Is the role of a media advisor fast becoming redundant? Both Prime Minister Narendra Modi and Congress president Rahul Gandhi don’t have one. In the age of twitter and instant communications, it can be argued that the role of a personal media advisor is fast becoming redundant; for individual messaging by either is done directly through social media. For the official party/government line, there are the party communication cells and the government’s PIB machinery. But what is also interesting is that the one thing that both the PM and the Congress president share is a distrust of the media. Both, ironically enough, feel that the media is biased against them—which, of course, is one reason why both prefer to send out their outreach directly to the public via social media.
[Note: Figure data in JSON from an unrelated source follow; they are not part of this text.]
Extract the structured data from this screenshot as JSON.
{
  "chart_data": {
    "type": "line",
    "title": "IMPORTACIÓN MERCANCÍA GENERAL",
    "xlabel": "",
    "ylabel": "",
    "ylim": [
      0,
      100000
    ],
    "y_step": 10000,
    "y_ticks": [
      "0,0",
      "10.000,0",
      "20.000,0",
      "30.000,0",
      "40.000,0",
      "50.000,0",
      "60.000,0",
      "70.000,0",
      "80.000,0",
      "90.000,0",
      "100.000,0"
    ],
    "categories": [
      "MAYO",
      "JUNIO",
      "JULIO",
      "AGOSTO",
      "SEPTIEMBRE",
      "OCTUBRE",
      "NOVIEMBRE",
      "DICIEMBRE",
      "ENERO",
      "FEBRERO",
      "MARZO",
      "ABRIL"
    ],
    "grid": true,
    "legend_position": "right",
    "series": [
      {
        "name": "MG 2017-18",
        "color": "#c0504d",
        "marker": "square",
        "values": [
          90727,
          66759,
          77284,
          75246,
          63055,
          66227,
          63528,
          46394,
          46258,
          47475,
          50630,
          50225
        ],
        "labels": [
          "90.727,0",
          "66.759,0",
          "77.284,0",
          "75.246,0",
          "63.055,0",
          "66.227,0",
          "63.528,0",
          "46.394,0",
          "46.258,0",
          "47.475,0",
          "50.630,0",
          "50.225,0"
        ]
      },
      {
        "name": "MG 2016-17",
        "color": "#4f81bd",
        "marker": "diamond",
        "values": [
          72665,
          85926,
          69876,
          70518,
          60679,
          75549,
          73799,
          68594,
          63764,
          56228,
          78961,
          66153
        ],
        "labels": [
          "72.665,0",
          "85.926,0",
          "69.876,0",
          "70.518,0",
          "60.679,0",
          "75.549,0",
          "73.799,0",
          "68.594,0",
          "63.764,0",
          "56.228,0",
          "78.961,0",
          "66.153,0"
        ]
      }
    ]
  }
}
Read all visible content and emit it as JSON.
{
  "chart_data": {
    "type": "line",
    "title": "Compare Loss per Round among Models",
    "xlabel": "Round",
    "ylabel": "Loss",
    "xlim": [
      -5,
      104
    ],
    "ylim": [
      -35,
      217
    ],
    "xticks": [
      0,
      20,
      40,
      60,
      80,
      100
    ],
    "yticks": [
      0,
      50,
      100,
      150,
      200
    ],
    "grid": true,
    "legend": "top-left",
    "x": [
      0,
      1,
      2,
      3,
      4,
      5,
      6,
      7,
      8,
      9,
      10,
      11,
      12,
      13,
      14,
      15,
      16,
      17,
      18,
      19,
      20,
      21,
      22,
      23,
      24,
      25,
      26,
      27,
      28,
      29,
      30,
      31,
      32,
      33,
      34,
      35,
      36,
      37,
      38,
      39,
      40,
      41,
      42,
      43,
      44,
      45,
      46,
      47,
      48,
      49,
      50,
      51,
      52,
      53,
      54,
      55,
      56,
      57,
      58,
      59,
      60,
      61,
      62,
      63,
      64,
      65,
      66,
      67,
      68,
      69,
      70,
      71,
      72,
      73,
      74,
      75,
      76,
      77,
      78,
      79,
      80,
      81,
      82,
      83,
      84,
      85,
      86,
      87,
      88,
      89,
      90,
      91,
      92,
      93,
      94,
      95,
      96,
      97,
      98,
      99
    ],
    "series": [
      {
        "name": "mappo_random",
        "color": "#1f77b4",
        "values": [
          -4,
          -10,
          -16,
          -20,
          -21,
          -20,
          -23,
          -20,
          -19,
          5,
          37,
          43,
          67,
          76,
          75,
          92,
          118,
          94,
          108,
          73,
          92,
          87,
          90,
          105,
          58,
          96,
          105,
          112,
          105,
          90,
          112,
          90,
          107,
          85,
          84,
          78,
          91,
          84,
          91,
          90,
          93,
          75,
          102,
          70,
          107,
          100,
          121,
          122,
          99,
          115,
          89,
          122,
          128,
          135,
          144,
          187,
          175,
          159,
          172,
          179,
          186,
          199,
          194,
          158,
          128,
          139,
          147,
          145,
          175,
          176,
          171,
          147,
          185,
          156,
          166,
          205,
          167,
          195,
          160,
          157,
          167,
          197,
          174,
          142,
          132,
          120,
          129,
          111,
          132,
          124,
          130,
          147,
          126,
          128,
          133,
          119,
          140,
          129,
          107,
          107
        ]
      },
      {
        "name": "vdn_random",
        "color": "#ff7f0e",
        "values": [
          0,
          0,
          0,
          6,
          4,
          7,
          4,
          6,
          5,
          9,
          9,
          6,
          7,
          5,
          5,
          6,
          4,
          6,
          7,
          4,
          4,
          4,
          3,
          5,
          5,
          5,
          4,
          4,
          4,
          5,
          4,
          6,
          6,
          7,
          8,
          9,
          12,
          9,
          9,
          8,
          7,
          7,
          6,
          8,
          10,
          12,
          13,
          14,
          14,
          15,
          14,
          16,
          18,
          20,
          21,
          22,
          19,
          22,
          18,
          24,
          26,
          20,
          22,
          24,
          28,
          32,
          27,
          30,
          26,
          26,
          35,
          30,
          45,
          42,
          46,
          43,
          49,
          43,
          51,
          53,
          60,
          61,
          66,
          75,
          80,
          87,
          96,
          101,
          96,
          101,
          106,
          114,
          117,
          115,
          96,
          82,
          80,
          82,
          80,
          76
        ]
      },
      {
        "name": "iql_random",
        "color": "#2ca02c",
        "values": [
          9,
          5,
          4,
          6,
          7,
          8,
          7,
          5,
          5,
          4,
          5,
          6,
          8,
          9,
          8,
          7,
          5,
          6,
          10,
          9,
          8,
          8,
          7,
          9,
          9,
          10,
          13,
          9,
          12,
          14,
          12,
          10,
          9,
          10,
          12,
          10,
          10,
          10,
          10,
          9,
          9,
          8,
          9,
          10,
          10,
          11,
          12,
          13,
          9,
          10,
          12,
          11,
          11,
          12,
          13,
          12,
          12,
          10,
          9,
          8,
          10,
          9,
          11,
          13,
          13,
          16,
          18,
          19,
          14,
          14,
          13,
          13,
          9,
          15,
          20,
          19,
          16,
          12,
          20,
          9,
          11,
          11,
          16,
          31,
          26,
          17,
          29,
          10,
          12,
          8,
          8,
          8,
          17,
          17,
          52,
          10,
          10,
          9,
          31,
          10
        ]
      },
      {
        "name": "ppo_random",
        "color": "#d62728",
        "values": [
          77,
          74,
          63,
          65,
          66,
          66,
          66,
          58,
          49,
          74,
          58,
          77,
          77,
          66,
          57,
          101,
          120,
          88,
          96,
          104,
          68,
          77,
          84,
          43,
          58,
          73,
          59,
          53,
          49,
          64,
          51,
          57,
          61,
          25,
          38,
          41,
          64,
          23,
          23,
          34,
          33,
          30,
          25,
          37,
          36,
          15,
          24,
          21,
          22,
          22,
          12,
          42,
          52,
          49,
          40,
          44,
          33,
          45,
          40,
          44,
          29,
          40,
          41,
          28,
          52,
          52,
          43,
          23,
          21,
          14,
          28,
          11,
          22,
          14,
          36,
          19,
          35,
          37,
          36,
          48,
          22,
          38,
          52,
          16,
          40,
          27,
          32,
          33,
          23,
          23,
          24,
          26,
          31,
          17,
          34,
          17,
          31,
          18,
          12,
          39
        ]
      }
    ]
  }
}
Allies’ Trouble for the BJP

It’s not just the Shiv Sena that has announced a parting of ways with the BJP in 2019. Even the TDP seems to be undergoing a rethink, with most of its MPs joining hands with the Congress to shout slogans in Parliament against the government. In fact, when asked if they had a meeting with the PM, a TDP MP quipped that instead, he had a date with Gandhi-ji—he was referring to the Gandhi statue in Parliament which is the meeting point for all protests. Which of course leaves the Akali Dal and recently in an interview to the wire.in, Naresh Gujral cautioned the BJP to be more “diplomatic” in the handling of the allies, stating that if the BJP wants a coalition in the future they should not ride roughshod over the interests of the allies. Given Gujral’s proximity to Akali Dal chief Sukhbir Badal, this could be the third warning sign for the BJP from yet another ally.